„Suicide Tourist“: Optisch wunderschöner Thriller mit zähem Plot

Nikolaj Coster-Waldau meldet sich mit „Suicide Tourist“ auf der Leinwand zurück. Der Mysterythriller ist ein optischer Leckerbissen, kämpft erzählerisch aber mit Problemen.

Abseits von Westeros hat Nikolaj Coster-Waldau (49) anscheinend eine Vorliebe für Figuren mit fragwürdigen Bart-Entscheidungen. Wie schon im Krimithriller „Shot Caller“ verbirgt sich der adrette Königsmörder auch in seinem neuesten Film „Suicide Tourist – Es gibt kein Entkommen“ hinter einem buschigen, wenn auch nicht ganz so prolligen Schnauzer. Mit Ausnahme der Gesichtsbehaarung von Hauptfigur Max ist der Film von Coster-Waldaus dänischem Landsmann Jonas Alexander Arnby eine optische Wucht geworden, die jedoch nicht über erzählerische Mängel hinwegtäuschen kann.

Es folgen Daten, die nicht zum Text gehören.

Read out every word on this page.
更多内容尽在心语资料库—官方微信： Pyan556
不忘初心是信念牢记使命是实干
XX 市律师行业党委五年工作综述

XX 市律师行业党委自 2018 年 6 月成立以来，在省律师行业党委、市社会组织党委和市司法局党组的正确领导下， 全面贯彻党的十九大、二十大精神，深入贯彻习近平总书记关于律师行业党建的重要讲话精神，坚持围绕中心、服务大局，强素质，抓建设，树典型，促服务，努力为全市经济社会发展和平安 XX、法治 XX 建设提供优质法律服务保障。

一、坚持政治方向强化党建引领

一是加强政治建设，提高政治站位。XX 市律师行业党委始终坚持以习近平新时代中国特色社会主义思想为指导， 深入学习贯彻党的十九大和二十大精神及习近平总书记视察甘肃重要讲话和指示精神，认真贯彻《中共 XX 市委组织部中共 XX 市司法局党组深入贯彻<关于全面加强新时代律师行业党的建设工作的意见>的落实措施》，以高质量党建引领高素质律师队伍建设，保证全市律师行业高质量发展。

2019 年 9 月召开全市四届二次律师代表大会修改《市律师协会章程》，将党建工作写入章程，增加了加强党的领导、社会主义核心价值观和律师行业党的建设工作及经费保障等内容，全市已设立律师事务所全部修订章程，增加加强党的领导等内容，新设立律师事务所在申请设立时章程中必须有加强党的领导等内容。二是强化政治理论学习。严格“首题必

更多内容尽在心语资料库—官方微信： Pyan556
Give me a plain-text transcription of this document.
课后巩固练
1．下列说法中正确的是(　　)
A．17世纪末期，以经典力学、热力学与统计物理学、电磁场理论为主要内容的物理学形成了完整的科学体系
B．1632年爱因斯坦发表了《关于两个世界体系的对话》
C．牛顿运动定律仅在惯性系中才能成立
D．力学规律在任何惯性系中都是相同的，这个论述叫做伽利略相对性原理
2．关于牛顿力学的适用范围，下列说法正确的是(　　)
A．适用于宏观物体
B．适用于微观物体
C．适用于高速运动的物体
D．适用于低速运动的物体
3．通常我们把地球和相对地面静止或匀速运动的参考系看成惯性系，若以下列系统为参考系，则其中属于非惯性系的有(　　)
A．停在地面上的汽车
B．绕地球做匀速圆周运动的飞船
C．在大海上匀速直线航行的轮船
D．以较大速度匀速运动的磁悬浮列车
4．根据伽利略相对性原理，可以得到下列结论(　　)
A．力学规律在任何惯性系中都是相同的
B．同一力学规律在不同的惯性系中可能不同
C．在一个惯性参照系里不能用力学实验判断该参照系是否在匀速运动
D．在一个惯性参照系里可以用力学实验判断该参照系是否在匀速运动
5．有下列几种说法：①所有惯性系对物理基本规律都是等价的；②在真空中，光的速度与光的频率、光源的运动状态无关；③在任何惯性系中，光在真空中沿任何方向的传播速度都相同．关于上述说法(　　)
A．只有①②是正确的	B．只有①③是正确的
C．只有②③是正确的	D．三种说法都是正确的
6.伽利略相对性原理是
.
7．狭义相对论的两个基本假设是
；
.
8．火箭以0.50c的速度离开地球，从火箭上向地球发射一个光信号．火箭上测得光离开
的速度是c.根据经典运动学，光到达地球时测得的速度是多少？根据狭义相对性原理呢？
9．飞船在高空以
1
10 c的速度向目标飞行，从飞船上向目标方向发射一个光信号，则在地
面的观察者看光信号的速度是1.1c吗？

Der letzte Ausweg – darum geht es

Versicherungsagent Max (Coster-Waldau) bringt es einfach nicht übers Herz, es seiner Frau zu sagen. Wie klärt man einen geliebten Menschen darüber auf, sterbenskrank zu sein und nur noch den Selbstmord als Ausweg vor den bevorstehenden Qualen zu sehen? Nach mehreren gescheiterten Versuchen, sich das Leben zu nehmen, erscheint der Auftrag seiner Kundin Alice (Sonja Richter) wie ein Wink des Schicksals. Er soll den Fall ihres verschwundenen Mannes aufklären, der sich in das „Aurora Hotel“ in Belgien begeben hat – einer dubiosen Einrichtung, die sich auf aktive Sterbehilfe spezialisiert hat.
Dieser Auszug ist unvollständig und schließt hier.